Contentment in Everyday Life (Westside)
with Faradee Rudy & Sheryl Beard
March 21 / 7:30 PM - April 18 / 9:30 PM
Contentment is hard to find. We usually think contentment is found in things, achievements or experiences. With meditation practice, we learn to appreciate ourselves and simple human experiences. In this Way of Shambhala course we begin to understand why experience is often habitual and full of discontent and suffering. And most importantly, we learn how difficult emotions and the challenges of life can be met with gentleness, steadiness and humor.
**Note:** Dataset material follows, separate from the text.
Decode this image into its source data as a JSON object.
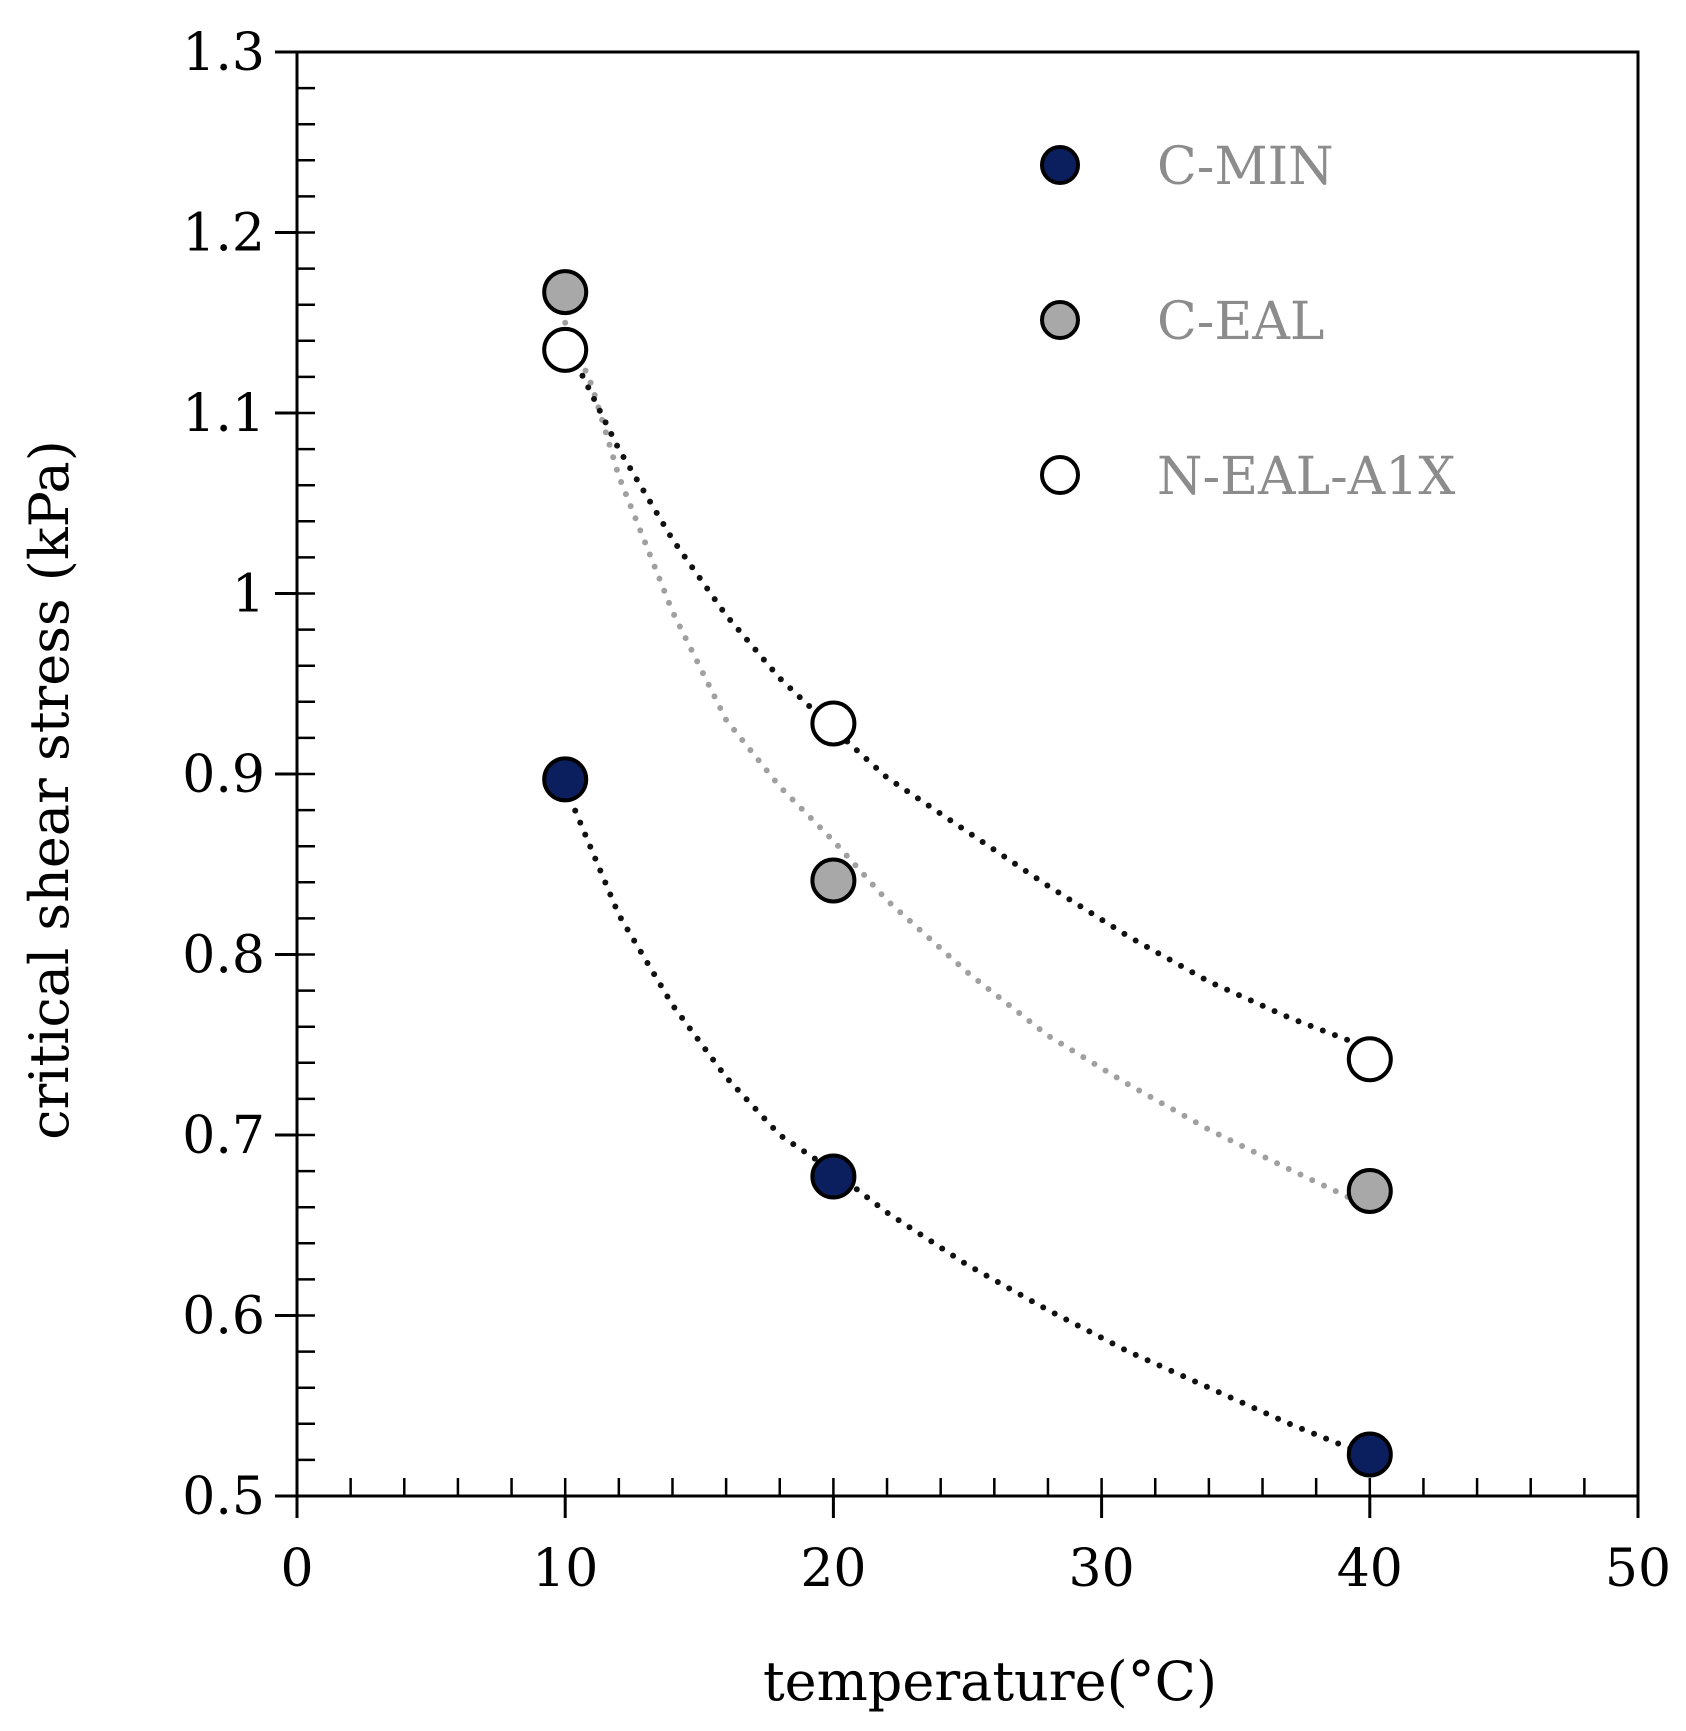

This is a public class open to all, but is especially recommended for people who have taken Shambhala Training Level Two. This is the second class in our core curriculum Way of Shambhala - but it may also be taken independently. The class includes meditation instructions, talks, periods of meditation practice, discussion, and a variety of contemplative practice activities. A range of learning aids are used, including simple instructions, experiential exercises and strong community support.
Faradee Rudy has been an active member of the Shambhala Community for the last 10 years. She began attending programs at the Toronto Shambhala Center in 2001 and lived at Shambhala Mountain Center in Colorado from 2004 to 2008. From 2008 to August of 2011 Ms. Rudy was the Executive Director of the Center for Living Peace in Orange County. She recently returned to school and is studying Interior Design at the Interior Designer’s Institute in Newport Beach. She also currently holds the position of Director of Societal Health and Wellbeing at SMCLA.
Sheryl Beard has been a Dharma practitioner for over 30 years, first with Chögyam Trungpa Rinpoche and then Sakyong Mipham Rinpoche. She is retired from a career in public education in which she taught high school AP Spanish and served as mentor teacher and beginning teacher support provider. She is married with two adult children and two grandchildren.
Please refrain from wearing perfume, cologne, or scented products to the LA Shambhala Center as some of our participants have severe scent-related allergies.